The fatigue curves and endurance limits of the welded components were lower than for the two non-welded reference configurations. The two reference configurations give very comparable values with a variation of 3.7%.
For the AM-AM configuration, one unexpected failure occurred where a runout was expected. The endurance limit of this configuration was slightly lower and the standard deviation was substantially larger than those of the other welded configurations. The analyses of the fracture surface revealed that the failure was due to a welding defect.
Apart from the above unexpected failure, the results indicate that AM parts made of 316L stainless steel can be welded and that the strength of the butt-welded joint, in static and in fatigue, is comparable to that of the welds on specimens made by laser cutting.

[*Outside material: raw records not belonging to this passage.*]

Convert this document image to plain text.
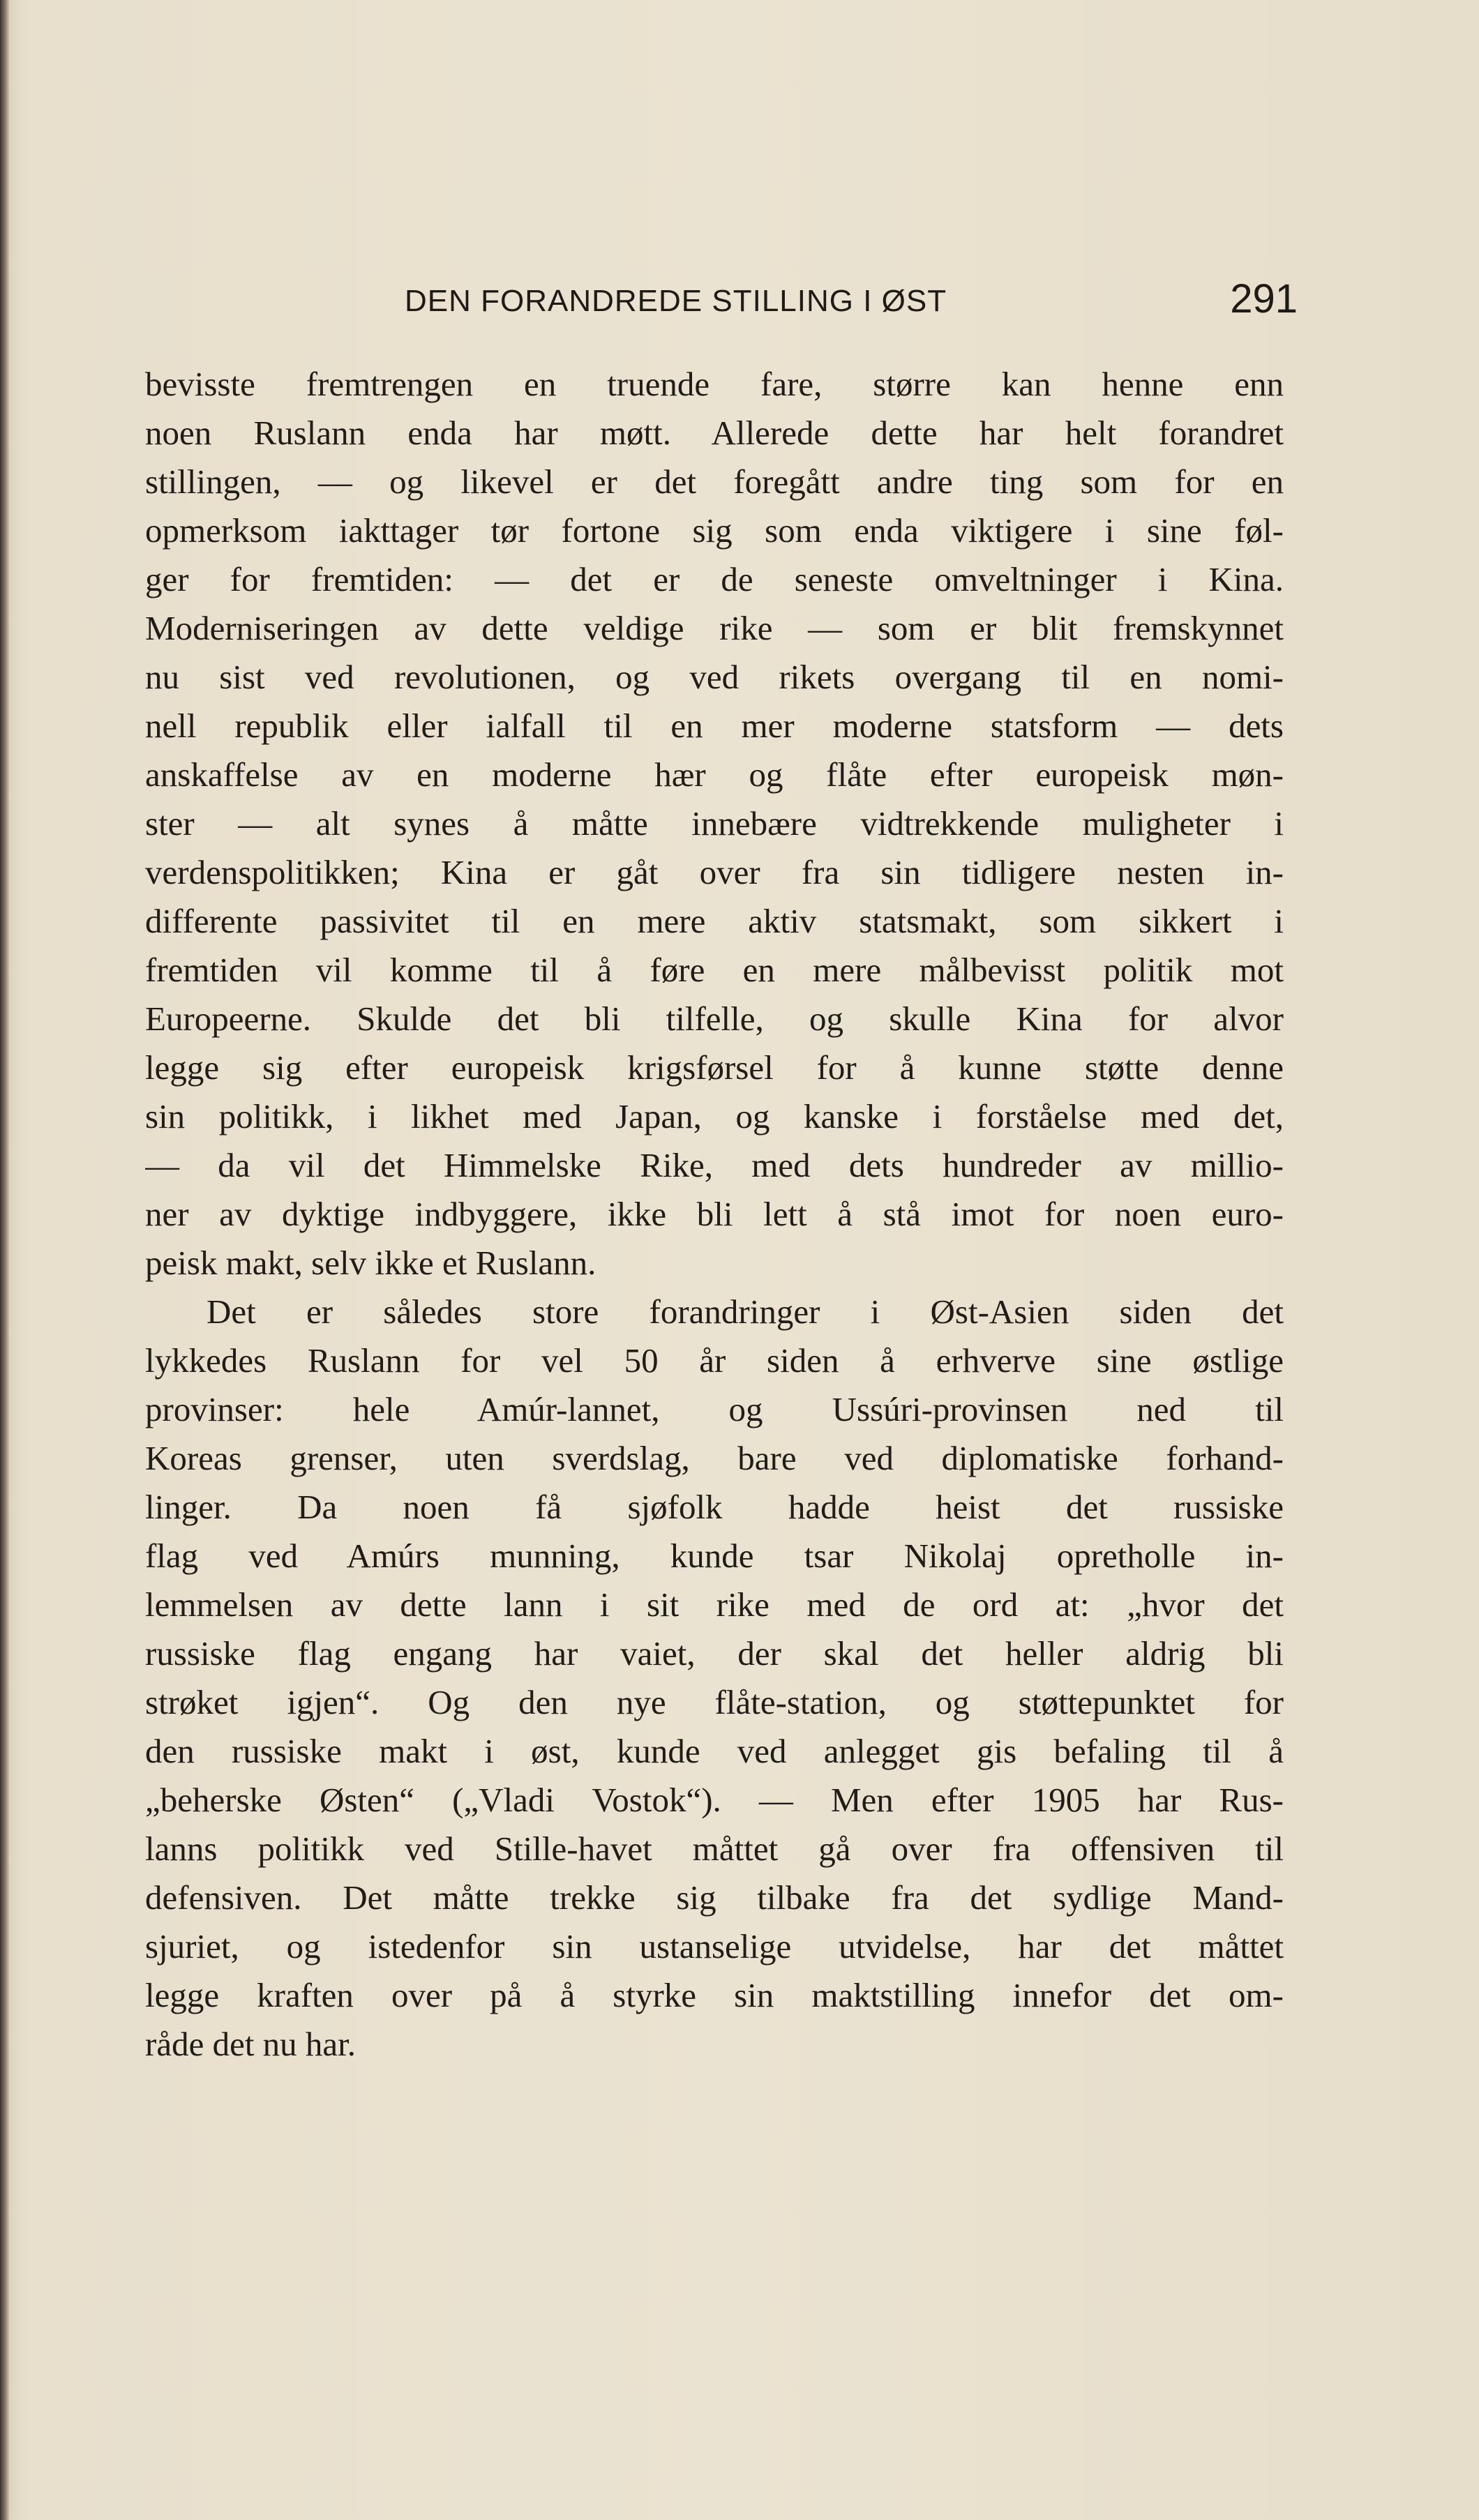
DEN FORANDREDE STILLING I ØST	291
bevisste fremtrengen en truende fare, større kan henne enn
noen Ruslann enda har møtt. Allerede dette har helt forandret
stillingen, — og likevel er det foregått andre ting som for en
opmerksom iakttager tør fortone sig som enda viktigere i sine føl-
ger for fremtiden: — det er de seneste omveltninger i Kina.
Moderniseringen av dette veldige rike — som er blit fremskynnet
nu sist ved revolutionen, og ved rikets overgang til en nomi-
nell republik eller ialfall til en mer moderne statsform — dets
anskaffelse av en moderne hær og flåte efter europeisk møn-
ster — alt synes å måtte innebære vidtrekkende muligheter i
verdenspolitikken; Kina er gåt over fra sin tidligere nesten in-
differente passivitet til en mere aktiv statsmakt, som sikkert i
fremtiden vil komme til å føre en mere målbevisst politik mot
Europeerne. Skulde det bli tilfelle, og skulle Kina for alvor
legge sig efter europeisk krigsførsel for å kunne støtte denne
sin politikk, i likhet med Japan, og kanske i forståelse med det,
— da vil det Himmelske Rike, med dets hundreder av millio-
ner av dyktige indbyggere, ikke bli lett å stå imot for noen euro-
peisk makt, selv ikke et Ruslann.
Det er således store forandringer i Øst-Asien siden det
lykkedes Ruslann for vel 50 år siden å erhverve sine østlige
provinser: hele Amúr-lannet, og Ussúri-provinsen ned til
Koreas grenser, uten sverdslag, bare ved diplomatiske forhand-
linger. Da noen få sjøfolk hadde heist det russiske
flag ved Amúrs munning, kunde tsar Nikolaj opretholle in-
lemmelsen av dette lann i sit rike med de ord at: „hvor det
russiske flag engang har vaiet, der skal det heller aldrig bli
strøket igjen“. Og den nye flåte-station, og støttepunktet for
den russiske makt i øst, kunde ved anlegget gis befaling til å
„beherske Østen“ („Vladi Vostok“). — Men efter 1905 har Rus-
lanns politikk ved Stille-havet måttet gå over fra offensiven til
defensiven. Det måtte trekke sig tilbake fra det sydlige Mand-
sjuriet, og istedenfor sin ustanselige utvidelse, har det måttet
legge kraften over på å styrke sin maktstilling innefor det om-
råde det nu har.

This study demonstrates that AM parts made of 316L stainless steel can be welded like laser cut components. The results for 316L stainless steel show that 3D-printed parts can be welded with other printed parts or with parts produced by conventional processes with the same level of performance. Moreover, considering that printing chamber space is limited, it may be possible to divide a large part into several pieces, print the different pieces, and weld them together. The results also show that it is possible to repair additively manufactured parts through welding without a significant decrease in static and fatigue performance.
Future work may include other experimental designs by changing manufacturing parameters (welding method, material, additive manufacturing parameters, and heat treatment). In addition, the differences in fatigue failure initiation point warrant further investigation.